Frau Pau, ist Frau Nehring-Venus hinter Ihre Entschuldigung für die Zwangsvereinigung zurückgefallen?

Nein, das sehe ich nicht. Wir haben damals die Vereinigung von SPD und KPD als Vollzug mit Zwang bewertet. Dafür haben wir uns bei den betroffenen Sozialdemokraten entschuldigt. Aber das schloss nie aus, dass viele KPD- und SPD-Mitglieder diese Vereinigung wollten, und zwar auch als Lehre aus den Bruderkämpfen vor und während der Zeit des Faschismus.

Dennoch: Sie sprachen in Ihrer historischen Erklärung von Zwängen, Frau Nehring-Venus sagt, das sei nicht das alleinig treibende Element der SED-Gründung gewesen.

Der Zwang war für die Betroffenen das Einschneidendste, deswegen haben wir uns entschuldigt – aber es war nicht das alleinig treibende Moment.

Rainer Eppelmann von der Stiftung zur Aufarbeitung der SED-Diktatur und andere sagen, Frau Nehring-Venus verharmlose die Zwangsvereinigung. Zu Recht?

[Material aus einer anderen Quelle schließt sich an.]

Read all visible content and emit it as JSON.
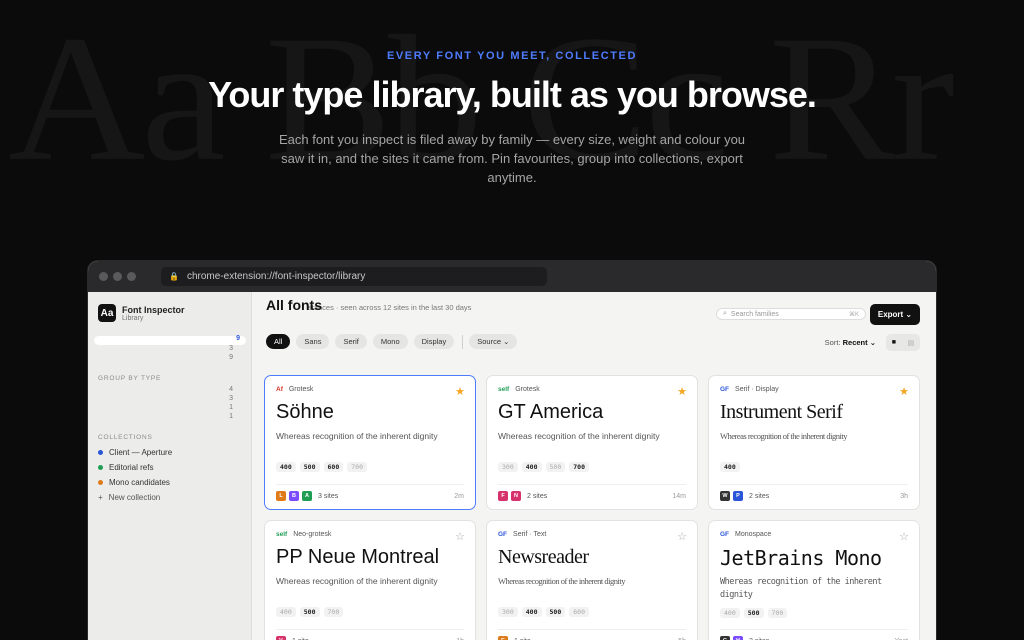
{
  "background_letters": "Aa Bb Cc Rr",
  "hero": {
    "eyebrow": "EVERY FONT YOU MEET, COLLECTED",
    "headline": "Your type library, built as you browse.",
    "subtitle": "Each font you inspect is filed away by family — every size, weight and colour you saw it in, and the sites it came from. Pin favourites, group into collections, export anytime."
  },
  "browser": {
    "url": "chrome-extension://font-inspector/library"
  },
  "sidebar": {
    "brand_logo": "Aa",
    "brand_name": "Font Inspector",
    "brand_sub": "Library",
    "nav_counts": [
      "9",
      "3",
      "9"
    ],
    "group_label": "GROUP BY TYPE",
    "group_counts": [
      "4",
      "3",
      "1",
      "1"
    ],
    "collections_label": "COLLECTIONS",
    "collections": [
      {
        "label": "Client — Aperture",
        "color": "#2b55d9"
      },
      {
        "label": "Editorial refs",
        "color": "#1f9d55"
      },
      {
        "label": "Mono candidates",
        "color": "#e07b1a"
      }
    ],
    "new_collection": "New collection"
  },
  "main": {
    "title": "All fonts",
    "meta": "stances · seen across 12 sites in the last 30 days",
    "search_placeholder": "Search families",
    "search_shortcut": "⌘K",
    "export_label": "Export ⌄",
    "filters": [
      "All",
      "Sans",
      "Serif",
      "Mono",
      "Display"
    ],
    "source_label": "Source ⌄",
    "sort_label": "Sort:",
    "sort_value": "Recent ⌄"
  },
  "cards": [
    {
      "src": "Af",
      "src_color": "#d93025",
      "category": "Grotesk",
      "name": "Söhne",
      "style": "sans",
      "sample": "Whereas recognition of the inherent dignity",
      "weights": [
        [
          "400",
          true
        ],
        [
          "500",
          true
        ],
        [
          "600",
          true
        ],
        [
          "700",
          false
        ]
      ],
      "favicons": [
        [
          "L",
          "#e07b1a"
        ],
        [
          "B",
          "#7c4dff"
        ],
        [
          "A",
          "#1f9d55"
        ]
      ],
      "sites": "3 sites",
      "ago": "2m",
      "starred": true,
      "selected": true
    },
    {
      "src": "self",
      "src_color": "#1f9d55",
      "category": "Grotesk",
      "name": "GT America",
      "style": "sans",
      "sample": "Whereas recognition of the inherent dignity",
      "weights": [
        [
          "300",
          false
        ],
        [
          "400",
          true
        ],
        [
          "500",
          false
        ],
        [
          "700",
          true
        ]
      ],
      "favicons": [
        [
          "F",
          "#d6336c"
        ],
        [
          "N",
          "#d6336c"
        ]
      ],
      "sites": "2 sites",
      "ago": "14m",
      "starred": true,
      "selected": false
    },
    {
      "src": "GF",
      "src_color": "#2b55d9",
      "category": "Serif · Display",
      "name": "Instrument Serif",
      "style": "serif",
      "sample": "Whereas recognition of the inherent dignity",
      "weights": [
        [
          "400",
          true
        ]
      ],
      "favicons": [
        [
          "W",
          "#333333"
        ],
        [
          "P",
          "#2b55d9"
        ]
      ],
      "sites": "2 sites",
      "ago": "3h",
      "starred": true,
      "selected": false
    },
    {
      "src": "self",
      "src_color": "#1f9d55",
      "category": "Neo-grotesk",
      "name": "PP Neue Montreal",
      "style": "sans",
      "sample": "Whereas recognition of the inherent dignity",
      "weights": [
        [
          "400",
          false
        ],
        [
          "500",
          true
        ],
        [
          "700",
          false
        ]
      ],
      "favicons": [
        [
          "V",
          "#d6336c"
        ]
      ],
      "sites": "1 site",
      "ago": "1h",
      "starred": false,
      "selected": false
    },
    {
      "src": "GF",
      "src_color": "#2b55d9",
      "category": "Serif · Text",
      "name": "Newsreader",
      "style": "serif",
      "sample": "Whereas recognition of the inherent dignity",
      "weights": [
        [
          "300",
          false
        ],
        [
          "400",
          true
        ],
        [
          "500",
          true
        ],
        [
          "600",
          false
        ]
      ],
      "favicons": [
        [
          "E",
          "#e07b1a"
        ]
      ],
      "sites": "1 site",
      "ago": "5h",
      "starred": false,
      "selected": false
    },
    {
      "src": "GF",
      "src_color": "#2b55d9",
      "category": "Monospace",
      "name": "JetBrains Mono",
      "style": "mono",
      "sample": "Whereas recognition of the inherent dignity",
      "weights": [
        [
          "400",
          false
        ],
        [
          "500",
          true
        ],
        [
          "700",
          false
        ]
      ],
      "favicons": [
        [
          "G",
          "#333333"
        ],
        [
          "H",
          "#7c4dff"
        ]
      ],
      "sites": "2 sites",
      "ago": "Yest",
      "starred": false,
      "selected": false
    }
  ]
}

Es gibt kein Deutungsmonopol. Ich sehe aber nicht, dass Frau Nehring-Venus das aufgehoben hätte, was wir an Kritik, Bewertung und Entschuldigung für den Zwang formuliert haben.

Viele Beobachter sehen sich in der Kritik bestätigt, die PDS betreibe zumindest einen ambivalenten Umgang mit der eigenen Geschichte. Überschattet das bis heute ihre Politik?

Nein. Frau Nehring-Venus gehört wie ich und andere zu denjenigen, die sich seit 1990 in die eigene Partei und in die Gesellschaft hinein mit eigener Geschichte und der Verantwortung der Partei auseinandersetzen und das immer kritisch und glaubhaft gemacht haben.

In einer anderen kritisierten Passage wendet sich Frau Nehring-Venus dagegen, dass die KPD im Rahmen der Zwangsvereinigung per se undemokratisch und willkürlich handelte. Teilen Sie das?

Die KPD bestand aus Menschen. Da gab es die einen, die Bestimmenden, die mit Druck, Zwang und Willkür gehandelt haben. Und es gab viele Mitglieder, die sich ehrlichen Herzens – wie auch manche SPD-Mitglieder – zur SED zusammengeschlossen hatten. Das nimmt nichts von der Wertung, dass es Zwang und Willkür gab.

Die SPD bewertet die Kontroverse als „ernst“. Wird die Debatte eine Belastung für die rot-rote Koalition?

Ich kann nur empfehlen, sachlich miteinander zu reden und keine Koalitionskrise herbeizureden, schon gar nicht über die Medien.